O senhor ganhou recentemente o principal prêmio científico da França, por trabalhos realizados na área de sistemas dinâmicos. Como explicaria, para os leitores não familiarizados com o tema, o que aborda essa linha de pesquisa?
Sistema é qualquer fenômeno – natural ou artificial – no qual há diversas variáveis. Por exemplo, na previsão do tempo, há vários fatores envolvidos: temperatura, pressão, umidade, a ação humana, do Sol e da Lua. Todos esses ingredientes se relacionam. Outro exemplo é o sistema ecológico, em que diferentes espécies animais e vegetais interagem: o leão come a zebra, a zebra come a grama etc. Então, nessa linha de pesquisa, buscamos escrever equações que descrevem tal interação. Essas equações, em geral, são complicadas de resolver. É preciso entender o que elas dizem, quais as soluções possíveis, como elas se comportam, se é possível prever o que vai acontecer com esses fenômenos e, em muitos casos, saber também o que acontece se houver uma intervenção. Se há uma praga que está afetando sua produção agrícola e você decide usar agrotóxicos para controlá-la, essa medida será eficaz? Antes de jogar o agrotóxico na plantação, é preciso saber qual será seu efeito, porque pode ocorrer exatamente o contrário do que se espera: o de produzir uma espécie de praga resistente ao agrotóxico. Então, sistemas dinâmicos é uma área da matemática – e também da física – que busca descobrir quais são as equações que descrevem um dado fenômeno e tenta resolvê-las, ou, pelo menos, busca entender quais as possíveis soluções para poder fazer previsões e tentar controlar a evolução do sistema, além de estimar o impacto de uma dada intervenção.

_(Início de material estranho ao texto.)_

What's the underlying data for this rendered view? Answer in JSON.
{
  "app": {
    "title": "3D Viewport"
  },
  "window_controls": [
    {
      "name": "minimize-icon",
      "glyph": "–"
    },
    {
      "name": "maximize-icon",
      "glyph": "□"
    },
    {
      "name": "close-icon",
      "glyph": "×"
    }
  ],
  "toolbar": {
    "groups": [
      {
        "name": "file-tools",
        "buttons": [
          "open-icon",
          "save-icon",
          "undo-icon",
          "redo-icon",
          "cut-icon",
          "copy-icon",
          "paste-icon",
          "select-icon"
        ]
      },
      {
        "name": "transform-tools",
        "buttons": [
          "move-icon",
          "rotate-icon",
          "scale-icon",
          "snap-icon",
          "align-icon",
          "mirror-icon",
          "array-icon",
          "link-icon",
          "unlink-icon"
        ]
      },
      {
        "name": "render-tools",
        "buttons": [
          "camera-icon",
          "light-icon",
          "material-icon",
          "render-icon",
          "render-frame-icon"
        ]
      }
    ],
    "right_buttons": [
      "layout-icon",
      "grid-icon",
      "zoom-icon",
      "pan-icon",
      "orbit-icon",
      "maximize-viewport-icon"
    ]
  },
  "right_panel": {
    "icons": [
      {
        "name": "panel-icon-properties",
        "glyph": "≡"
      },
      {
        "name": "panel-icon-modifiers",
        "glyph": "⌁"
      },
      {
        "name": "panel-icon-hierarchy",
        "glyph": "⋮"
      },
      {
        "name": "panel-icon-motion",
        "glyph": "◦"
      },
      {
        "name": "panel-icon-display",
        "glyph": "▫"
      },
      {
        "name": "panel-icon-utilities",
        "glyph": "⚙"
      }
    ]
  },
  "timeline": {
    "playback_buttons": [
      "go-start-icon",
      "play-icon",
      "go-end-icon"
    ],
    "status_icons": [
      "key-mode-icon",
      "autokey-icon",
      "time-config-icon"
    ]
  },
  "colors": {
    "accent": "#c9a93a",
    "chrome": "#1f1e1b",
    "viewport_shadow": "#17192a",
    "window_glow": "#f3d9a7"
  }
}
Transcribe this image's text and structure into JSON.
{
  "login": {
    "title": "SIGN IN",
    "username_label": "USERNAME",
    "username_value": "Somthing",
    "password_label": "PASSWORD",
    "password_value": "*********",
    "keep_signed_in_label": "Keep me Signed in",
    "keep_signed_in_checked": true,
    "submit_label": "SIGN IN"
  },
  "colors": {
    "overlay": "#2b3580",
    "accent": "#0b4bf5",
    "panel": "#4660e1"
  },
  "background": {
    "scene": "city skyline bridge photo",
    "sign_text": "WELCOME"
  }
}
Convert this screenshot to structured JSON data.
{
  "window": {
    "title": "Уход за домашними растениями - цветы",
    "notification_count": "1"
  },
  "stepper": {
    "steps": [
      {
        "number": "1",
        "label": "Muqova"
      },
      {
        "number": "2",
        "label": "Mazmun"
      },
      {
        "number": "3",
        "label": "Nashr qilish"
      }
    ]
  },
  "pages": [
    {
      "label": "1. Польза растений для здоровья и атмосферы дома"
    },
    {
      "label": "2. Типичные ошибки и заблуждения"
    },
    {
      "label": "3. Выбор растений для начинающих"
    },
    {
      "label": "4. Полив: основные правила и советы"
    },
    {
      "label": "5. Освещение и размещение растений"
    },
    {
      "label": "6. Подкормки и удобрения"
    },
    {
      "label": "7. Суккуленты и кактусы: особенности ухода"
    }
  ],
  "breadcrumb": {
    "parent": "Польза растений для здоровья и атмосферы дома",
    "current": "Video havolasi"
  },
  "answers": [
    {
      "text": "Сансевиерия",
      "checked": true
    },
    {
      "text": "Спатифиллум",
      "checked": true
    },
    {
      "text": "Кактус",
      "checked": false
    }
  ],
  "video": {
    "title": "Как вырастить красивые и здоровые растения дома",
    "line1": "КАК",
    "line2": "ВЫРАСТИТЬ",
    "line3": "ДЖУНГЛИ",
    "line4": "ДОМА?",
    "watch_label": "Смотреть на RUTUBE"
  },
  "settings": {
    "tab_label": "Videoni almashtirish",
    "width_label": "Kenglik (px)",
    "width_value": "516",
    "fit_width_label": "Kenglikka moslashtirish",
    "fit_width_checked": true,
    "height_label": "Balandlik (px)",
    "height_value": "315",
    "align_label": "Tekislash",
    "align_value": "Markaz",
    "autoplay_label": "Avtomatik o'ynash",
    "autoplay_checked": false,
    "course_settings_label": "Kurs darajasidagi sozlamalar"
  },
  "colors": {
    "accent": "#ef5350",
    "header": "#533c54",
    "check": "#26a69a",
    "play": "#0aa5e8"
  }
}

Uma aplicação dessa linha de pesquisa é o planejamento urbano. É possível escrever equações de como flui o trânsito de uma cidade em função de sua topografia, da capacidade de escoamento das ruas etc., e, antes de fazer uma obra, pode-se prever qual será o efeito de fechar uma rua, ou de alargar outra via, porque, de novo, o efeito pode ser o contrário do esperado. Quais as vantagens disso? Fazer estudos antes de começar a gastar dinheiro com obras, de incomodar as pessoas e de causar estragos na natureza.
E como explicaria especificamente o seu trabalho dentro dessa área?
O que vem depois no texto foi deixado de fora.